I attended the One Zero Conference in Croke Park, Dublin on Tuesday 17th of October. It was positioned as ‘The Sports and Leadership Event of the Year’ and one in which attendees could gain ‘Leadership Lessons from the Highest Levels of the Sporting World.

So here are my five take away lessons!

  1. Silence will not change the world.  You have to be brave to stand up against inequality in sport but there is a price to pay. Hope Solo (USA Soccer Player World Cup Winner and two x Olympic gold medal) was fired from the USA Soccer Team and subsequently lost her Nike contract ultimately for fighting the federation for equal pay to the men’s team. A fight she felt was worth taking the risk for, she knew the ‘value’ of the women’s team and wasn’t willing to accept tokenism from the federation.
  2. Moments are the heart beat of Social Media: Being part of the key ‘moments’ is where the real opportunity lies for engagement with fans. Sports bodies should own and drive the conversation around these moments. Your passion must match the passion of the fans, it must be authentic and have the correct tone of voice and ideally have a slightly different message across the channels. Paddy Power keep Facebook short & simple, Twitter subtle and clever and Snapchat more risky and cheeky!
  3. Football needs to shake up: Football needs to change, to remain relevant to younger generation of fans. Attendance at matches is falling, while the age profile continues to rise. Kids won’t watch 90 mins of football, they want bit sized highlights and moments.   Those who lead football must provide vision and to become more agile to respond to the changes in consumption of sport (an issue for all traditional sports).   They need to consider alternative formats of the sport.
  4. Women’s Sport in Ireland has improved in status but there is a lot more to be done!
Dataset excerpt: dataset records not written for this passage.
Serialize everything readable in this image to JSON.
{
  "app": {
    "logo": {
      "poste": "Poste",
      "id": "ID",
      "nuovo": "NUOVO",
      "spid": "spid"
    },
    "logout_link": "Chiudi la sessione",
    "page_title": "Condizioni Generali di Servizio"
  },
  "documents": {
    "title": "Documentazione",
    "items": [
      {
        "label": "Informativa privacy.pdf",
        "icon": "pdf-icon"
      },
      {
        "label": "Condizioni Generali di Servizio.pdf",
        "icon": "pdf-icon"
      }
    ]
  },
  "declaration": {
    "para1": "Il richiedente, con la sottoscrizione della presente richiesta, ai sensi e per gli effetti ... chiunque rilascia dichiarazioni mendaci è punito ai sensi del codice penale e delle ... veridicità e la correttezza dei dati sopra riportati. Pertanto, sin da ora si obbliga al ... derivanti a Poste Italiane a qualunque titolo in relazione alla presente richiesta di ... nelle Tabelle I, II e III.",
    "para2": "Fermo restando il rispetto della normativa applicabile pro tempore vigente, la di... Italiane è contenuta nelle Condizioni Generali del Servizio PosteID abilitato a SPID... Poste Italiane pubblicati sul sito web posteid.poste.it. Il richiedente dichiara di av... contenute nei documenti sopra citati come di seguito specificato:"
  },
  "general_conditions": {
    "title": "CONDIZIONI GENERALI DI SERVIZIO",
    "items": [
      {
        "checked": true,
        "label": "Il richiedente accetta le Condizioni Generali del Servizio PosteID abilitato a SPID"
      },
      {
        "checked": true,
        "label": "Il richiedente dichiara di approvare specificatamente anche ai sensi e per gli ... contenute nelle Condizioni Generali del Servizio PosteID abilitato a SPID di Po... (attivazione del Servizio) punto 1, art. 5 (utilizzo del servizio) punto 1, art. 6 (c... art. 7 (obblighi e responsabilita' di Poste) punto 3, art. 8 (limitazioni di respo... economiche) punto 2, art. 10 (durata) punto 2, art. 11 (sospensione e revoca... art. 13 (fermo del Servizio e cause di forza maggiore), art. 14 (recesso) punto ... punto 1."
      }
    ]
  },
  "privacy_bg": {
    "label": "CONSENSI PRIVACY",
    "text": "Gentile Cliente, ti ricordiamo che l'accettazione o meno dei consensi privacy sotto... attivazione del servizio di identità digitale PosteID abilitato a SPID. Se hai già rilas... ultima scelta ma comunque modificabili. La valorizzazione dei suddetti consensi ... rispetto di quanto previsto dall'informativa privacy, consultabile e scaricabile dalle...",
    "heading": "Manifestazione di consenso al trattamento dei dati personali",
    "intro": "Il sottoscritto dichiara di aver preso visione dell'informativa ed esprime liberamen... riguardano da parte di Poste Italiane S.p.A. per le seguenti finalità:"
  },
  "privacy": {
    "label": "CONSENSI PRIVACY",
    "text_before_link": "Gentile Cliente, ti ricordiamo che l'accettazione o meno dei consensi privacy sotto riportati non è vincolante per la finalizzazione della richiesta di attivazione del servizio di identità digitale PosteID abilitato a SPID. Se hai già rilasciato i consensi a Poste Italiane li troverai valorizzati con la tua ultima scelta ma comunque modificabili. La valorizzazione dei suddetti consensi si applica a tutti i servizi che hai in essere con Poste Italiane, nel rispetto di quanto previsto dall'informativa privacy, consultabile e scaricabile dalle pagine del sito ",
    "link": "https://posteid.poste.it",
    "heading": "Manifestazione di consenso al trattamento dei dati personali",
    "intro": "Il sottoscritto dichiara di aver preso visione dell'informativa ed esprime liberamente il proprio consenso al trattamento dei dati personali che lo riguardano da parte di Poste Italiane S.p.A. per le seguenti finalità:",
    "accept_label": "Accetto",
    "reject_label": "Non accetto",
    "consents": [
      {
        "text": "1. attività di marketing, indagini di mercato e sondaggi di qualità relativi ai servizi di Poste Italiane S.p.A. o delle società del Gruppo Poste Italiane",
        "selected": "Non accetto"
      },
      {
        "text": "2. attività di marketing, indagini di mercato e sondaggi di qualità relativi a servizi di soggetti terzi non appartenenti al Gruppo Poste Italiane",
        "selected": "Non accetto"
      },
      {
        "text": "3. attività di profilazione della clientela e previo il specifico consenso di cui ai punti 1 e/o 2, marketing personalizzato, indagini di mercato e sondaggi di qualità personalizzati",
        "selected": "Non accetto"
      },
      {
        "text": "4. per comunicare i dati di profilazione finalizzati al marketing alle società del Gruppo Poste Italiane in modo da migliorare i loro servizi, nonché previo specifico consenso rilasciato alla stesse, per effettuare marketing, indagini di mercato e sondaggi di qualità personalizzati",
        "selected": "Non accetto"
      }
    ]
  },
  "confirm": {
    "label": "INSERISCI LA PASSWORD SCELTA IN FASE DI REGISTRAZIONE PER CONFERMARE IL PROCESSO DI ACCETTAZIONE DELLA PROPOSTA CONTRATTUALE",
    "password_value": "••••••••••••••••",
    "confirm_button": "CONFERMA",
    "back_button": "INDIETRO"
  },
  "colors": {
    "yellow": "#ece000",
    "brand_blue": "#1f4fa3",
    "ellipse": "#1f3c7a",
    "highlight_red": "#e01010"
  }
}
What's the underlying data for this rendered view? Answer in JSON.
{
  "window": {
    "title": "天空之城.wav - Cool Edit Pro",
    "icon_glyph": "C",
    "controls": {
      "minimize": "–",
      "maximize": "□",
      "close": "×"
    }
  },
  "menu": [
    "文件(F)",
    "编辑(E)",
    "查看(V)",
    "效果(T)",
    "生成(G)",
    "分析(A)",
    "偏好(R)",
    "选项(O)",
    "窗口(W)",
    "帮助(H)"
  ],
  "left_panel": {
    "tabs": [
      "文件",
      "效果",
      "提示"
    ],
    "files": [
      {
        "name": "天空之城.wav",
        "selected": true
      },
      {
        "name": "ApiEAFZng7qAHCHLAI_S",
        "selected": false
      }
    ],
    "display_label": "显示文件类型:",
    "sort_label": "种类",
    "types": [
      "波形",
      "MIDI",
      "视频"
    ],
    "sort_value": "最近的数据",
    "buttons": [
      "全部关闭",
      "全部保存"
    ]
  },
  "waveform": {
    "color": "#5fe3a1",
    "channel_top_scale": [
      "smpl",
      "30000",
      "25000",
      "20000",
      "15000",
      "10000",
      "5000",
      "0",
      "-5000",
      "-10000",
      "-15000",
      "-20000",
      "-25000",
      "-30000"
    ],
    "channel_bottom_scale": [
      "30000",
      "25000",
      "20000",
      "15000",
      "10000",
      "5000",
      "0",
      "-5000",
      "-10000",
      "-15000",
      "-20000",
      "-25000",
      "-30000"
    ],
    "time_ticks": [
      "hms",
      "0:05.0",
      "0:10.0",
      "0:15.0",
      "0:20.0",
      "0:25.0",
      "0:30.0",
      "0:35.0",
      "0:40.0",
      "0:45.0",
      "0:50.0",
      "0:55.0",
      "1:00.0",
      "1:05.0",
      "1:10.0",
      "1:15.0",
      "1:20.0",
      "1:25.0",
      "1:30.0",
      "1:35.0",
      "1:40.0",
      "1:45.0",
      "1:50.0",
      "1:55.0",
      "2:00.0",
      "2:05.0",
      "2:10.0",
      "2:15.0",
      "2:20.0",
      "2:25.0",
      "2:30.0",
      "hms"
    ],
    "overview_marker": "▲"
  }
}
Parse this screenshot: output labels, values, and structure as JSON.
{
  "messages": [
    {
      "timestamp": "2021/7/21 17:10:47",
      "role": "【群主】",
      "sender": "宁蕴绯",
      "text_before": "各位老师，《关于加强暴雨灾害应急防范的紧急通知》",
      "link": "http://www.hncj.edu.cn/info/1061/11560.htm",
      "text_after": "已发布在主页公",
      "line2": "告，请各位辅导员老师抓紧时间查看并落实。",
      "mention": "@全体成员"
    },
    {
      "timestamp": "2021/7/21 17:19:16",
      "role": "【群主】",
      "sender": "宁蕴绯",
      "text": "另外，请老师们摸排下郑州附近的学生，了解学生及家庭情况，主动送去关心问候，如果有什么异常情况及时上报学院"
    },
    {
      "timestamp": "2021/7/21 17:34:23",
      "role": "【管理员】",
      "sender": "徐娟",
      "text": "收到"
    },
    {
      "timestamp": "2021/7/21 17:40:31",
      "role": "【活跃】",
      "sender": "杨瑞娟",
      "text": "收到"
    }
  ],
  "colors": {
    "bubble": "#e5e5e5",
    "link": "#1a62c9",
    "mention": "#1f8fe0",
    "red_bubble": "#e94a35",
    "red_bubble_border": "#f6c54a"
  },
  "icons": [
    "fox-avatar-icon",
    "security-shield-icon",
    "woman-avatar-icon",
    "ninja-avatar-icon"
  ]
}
To gain parity with men’s sport there is numerous factors at play. The profile of the sport must be elevated by the media but equally sporting bodies need to work to help journalists to unlock the newsworthiness of the performance/competition. The community of the sport must play its part in supporting them. Sponsorship which is activated by partners will help to drive awareness and affinity with fans and help capture new fans. Investment in coaching needs to match the men’s game to help drive performance.
  5. What it takes to be the best in the world of elite Sport?  There were discussions throughout the day on what it takes to be the best. During the Elite Performance panel, it boiled down to: nature/nurture/luck; preparation and the ability to perform under pressure and to thrive under that pressure.  AP McCoy put it down to working harder than other who might have been ‘living the life rather than emptying the tank’. He had ‘a need to win and then a greed’ that was always underlined with a fear of failure that drove him every day.